В отличие от своего пасынка Семен Аркадьевич Конотоп на отвлеченные темы размышлять не любил. О смысле жизни, об идеальном государственном устройстве, о добре и зле задумываются те, кому больше думать не о чем - не загруженные делом люди, бездельники. Юрку он тоже считал бездельником. В пасынке сказывалась дворянская кровь его отца, расстрелянного еще в восемнадцатом году. Конечно, Семен Аркадьевич, как мог, старался привить Юрке зачатки классового чутья - того легендарного революционного чувства ненависти простого люда ко всему сложному, заумному, которое было мотором революционных преобразований. Но пасынок воспринимал науку плохо, более доверяя книжным истинам, чем живой действительности. Отсюда происходило его слюнтяйство, нерешительность. Вот и последний случай с художником. Нормальный чекист никогда бы не унизился до просьбы перед гнилым интеллигентом. Нормальному чекисту ни один нормальный человек и возразить бы не посмел!

Воспитательные меры исчерпаны. Позора Семен Аркадьевич терпеть не намерен. Пасынок подался в бега?

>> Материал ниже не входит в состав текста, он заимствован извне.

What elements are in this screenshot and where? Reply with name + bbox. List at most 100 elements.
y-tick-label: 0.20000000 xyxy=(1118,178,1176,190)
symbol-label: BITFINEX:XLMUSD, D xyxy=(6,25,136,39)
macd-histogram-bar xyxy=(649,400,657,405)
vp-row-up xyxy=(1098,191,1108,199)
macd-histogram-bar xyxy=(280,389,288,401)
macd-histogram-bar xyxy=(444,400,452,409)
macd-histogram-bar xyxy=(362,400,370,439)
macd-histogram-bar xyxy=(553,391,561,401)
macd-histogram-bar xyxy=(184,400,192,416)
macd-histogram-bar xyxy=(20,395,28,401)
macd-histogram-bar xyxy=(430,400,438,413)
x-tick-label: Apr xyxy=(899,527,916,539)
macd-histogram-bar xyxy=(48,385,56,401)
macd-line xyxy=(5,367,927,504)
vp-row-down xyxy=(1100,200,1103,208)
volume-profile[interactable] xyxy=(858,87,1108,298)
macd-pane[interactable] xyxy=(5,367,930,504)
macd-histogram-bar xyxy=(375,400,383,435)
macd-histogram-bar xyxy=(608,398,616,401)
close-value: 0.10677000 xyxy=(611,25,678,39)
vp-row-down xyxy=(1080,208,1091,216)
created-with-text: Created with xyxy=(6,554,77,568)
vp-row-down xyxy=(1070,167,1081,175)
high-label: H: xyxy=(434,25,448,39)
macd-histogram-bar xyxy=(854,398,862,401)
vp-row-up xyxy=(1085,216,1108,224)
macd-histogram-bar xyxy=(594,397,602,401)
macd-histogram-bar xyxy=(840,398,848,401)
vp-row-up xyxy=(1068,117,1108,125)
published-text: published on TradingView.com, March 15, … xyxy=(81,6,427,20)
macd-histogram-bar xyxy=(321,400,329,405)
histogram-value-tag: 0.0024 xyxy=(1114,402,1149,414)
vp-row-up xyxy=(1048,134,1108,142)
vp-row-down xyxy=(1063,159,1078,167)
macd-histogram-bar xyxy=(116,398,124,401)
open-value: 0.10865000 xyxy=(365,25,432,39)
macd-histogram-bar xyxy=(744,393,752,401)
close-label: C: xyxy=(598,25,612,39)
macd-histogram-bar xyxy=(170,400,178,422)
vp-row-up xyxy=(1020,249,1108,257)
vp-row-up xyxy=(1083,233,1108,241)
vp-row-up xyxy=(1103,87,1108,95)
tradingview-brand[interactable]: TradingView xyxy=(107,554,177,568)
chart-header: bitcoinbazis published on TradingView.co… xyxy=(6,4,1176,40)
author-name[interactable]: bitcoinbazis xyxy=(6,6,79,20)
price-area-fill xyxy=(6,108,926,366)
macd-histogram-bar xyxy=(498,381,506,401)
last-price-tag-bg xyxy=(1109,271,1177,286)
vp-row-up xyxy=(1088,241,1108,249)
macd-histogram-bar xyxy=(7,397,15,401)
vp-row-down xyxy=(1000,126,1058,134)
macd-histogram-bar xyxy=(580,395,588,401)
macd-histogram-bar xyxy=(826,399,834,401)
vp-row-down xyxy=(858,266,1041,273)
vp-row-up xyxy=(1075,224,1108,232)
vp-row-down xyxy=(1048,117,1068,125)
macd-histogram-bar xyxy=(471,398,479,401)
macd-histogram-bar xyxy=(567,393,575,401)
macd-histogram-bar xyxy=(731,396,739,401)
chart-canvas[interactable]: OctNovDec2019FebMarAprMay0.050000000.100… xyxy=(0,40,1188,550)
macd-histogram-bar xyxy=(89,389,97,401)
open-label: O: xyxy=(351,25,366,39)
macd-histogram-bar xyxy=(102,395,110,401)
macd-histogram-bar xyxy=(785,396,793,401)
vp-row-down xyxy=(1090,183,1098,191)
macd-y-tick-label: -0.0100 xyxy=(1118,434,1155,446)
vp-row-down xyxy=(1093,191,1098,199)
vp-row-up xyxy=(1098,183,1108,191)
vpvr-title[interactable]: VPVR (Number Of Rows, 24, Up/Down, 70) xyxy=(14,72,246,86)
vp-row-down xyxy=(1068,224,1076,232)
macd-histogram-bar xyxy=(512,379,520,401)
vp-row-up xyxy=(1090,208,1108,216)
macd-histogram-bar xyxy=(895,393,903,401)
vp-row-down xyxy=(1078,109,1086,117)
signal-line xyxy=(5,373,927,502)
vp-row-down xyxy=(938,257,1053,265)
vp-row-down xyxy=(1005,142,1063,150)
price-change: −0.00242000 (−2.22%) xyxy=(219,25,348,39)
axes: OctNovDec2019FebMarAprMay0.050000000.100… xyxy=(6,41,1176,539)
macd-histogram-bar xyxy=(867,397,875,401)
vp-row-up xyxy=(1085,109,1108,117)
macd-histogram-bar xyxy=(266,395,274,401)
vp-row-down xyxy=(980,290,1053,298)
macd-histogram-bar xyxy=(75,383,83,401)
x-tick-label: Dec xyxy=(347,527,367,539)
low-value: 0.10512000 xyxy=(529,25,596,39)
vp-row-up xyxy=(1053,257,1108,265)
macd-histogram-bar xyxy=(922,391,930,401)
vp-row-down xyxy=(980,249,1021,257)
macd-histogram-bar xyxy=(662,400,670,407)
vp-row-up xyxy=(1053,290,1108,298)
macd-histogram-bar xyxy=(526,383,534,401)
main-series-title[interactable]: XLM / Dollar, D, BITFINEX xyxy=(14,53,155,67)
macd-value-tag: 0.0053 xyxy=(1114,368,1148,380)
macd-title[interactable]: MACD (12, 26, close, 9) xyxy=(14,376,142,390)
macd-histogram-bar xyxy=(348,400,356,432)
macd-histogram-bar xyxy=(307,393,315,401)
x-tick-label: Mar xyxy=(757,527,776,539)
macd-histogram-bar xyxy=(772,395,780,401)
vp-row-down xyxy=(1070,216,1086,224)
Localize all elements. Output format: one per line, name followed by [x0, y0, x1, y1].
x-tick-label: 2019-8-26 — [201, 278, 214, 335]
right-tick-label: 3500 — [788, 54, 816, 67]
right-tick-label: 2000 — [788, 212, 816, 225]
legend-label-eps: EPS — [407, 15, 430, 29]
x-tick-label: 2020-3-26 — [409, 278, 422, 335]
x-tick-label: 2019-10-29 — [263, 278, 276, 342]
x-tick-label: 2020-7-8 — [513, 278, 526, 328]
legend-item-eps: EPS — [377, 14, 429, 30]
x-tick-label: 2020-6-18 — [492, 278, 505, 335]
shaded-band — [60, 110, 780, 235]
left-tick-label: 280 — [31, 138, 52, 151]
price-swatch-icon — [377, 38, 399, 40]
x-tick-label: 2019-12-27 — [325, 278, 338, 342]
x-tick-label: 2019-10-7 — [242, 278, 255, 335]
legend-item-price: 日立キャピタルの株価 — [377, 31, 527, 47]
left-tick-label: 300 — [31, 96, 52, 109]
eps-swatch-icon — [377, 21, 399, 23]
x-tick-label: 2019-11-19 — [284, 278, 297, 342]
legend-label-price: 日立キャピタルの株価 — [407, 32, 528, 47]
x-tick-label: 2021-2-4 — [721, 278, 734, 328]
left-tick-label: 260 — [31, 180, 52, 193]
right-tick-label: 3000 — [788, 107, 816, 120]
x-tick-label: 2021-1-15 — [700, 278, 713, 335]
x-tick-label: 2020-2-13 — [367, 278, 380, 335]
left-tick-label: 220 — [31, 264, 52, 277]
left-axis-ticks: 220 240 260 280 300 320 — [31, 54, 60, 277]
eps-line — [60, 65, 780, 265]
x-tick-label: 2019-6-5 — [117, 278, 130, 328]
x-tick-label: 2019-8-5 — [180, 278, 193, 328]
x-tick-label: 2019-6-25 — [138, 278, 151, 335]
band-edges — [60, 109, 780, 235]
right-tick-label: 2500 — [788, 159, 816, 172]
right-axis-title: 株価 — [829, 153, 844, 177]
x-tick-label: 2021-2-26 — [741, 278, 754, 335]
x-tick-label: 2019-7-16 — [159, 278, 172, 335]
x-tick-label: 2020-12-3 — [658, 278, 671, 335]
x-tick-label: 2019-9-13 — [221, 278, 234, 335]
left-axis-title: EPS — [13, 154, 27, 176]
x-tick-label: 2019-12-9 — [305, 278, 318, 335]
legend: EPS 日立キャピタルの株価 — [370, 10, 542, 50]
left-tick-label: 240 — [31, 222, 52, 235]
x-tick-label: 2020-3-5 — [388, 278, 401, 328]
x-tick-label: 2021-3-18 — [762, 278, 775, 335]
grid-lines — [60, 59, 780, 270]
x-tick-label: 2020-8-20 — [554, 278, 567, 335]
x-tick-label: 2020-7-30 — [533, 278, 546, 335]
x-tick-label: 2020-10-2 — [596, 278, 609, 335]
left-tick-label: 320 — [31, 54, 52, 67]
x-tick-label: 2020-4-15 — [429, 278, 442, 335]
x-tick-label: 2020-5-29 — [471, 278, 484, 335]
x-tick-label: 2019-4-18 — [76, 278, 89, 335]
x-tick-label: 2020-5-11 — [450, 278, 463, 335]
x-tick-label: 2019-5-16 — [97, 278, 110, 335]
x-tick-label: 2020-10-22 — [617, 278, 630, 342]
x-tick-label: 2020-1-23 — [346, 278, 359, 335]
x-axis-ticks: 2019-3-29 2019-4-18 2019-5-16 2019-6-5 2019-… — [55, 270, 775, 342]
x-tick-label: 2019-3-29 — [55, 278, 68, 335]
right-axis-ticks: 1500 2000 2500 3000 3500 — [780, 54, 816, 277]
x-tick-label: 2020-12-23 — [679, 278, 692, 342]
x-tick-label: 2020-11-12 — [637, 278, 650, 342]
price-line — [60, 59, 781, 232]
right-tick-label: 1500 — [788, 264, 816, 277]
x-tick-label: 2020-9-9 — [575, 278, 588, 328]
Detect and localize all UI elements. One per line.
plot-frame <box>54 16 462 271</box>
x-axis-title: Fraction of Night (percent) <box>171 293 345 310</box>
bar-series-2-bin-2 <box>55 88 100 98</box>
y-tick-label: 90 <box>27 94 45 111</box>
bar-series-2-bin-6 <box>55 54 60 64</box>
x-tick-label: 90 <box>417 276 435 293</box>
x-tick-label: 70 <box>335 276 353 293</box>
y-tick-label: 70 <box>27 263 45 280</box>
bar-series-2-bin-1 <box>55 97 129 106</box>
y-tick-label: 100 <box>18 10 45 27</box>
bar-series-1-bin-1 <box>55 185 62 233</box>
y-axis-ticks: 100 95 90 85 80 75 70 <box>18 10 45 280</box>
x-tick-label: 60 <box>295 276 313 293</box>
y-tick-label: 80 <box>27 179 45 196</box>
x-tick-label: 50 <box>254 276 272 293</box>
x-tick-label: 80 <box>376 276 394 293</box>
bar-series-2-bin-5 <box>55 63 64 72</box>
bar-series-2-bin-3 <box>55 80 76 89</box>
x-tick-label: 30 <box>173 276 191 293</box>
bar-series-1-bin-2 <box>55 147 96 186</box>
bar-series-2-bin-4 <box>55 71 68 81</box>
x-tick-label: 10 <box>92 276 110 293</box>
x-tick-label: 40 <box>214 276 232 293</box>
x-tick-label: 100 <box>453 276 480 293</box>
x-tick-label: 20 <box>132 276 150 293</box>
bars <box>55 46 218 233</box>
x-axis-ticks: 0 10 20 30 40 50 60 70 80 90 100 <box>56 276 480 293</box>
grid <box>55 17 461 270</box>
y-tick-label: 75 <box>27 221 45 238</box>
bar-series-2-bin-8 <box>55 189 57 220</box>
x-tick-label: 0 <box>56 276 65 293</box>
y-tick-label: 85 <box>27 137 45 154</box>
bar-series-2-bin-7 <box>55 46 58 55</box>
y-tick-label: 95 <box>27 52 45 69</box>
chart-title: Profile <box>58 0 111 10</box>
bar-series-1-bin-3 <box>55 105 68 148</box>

– Найдем. Пуля найдет. А как поначалу Семен Аркадьевич обрадовался за Юрку, когда из Перебор привели арестованных им мологжан! Думал, вот, научился сосунок работать, понял, что только мужественность и жестокость превращают юношу в мужчину. В настоящего мужчину, способного рукояткой нагана проломить череп ближнего, а легким движением ствола и росчерком пера решать судьбы людей. До середины ночи ждал: вот-вот явится Юрка, втолкнет ударом сапога в горницу художника. Не явился. Струсил. Сбежал. Пару дней еще какая-то надежда теплилась. Старый чекист даже взял на себя труд - раскрутил на нужные показания мологжан. Они сознались, что принадлежат к организованной Сутыриным диверсионной группе, которая вознамерилась помешать строительству Рыбинской ГЭС. Сказали, что у Сутырина кличка Иуда. Он родом из Иерусалима. Идеологом в группе является дочь бывших Чуриловских помещиков, Варвара Лебедянская, прозванная Сосулей. Она, притворяясь юродивой, в открытую говорила, что Сталин погубит все жилища в Мологе, не пощадит, разрушит в ярости своей укрепления дщери Иудиной.26) Конечно, это все ерунда. Показания выбивались отчимом для пользы неблагодарного пасынка. Но коль скоро процесс пошел, то профессиональный долг повелевает довести его до логического конца. На полпути назад не поворачивают.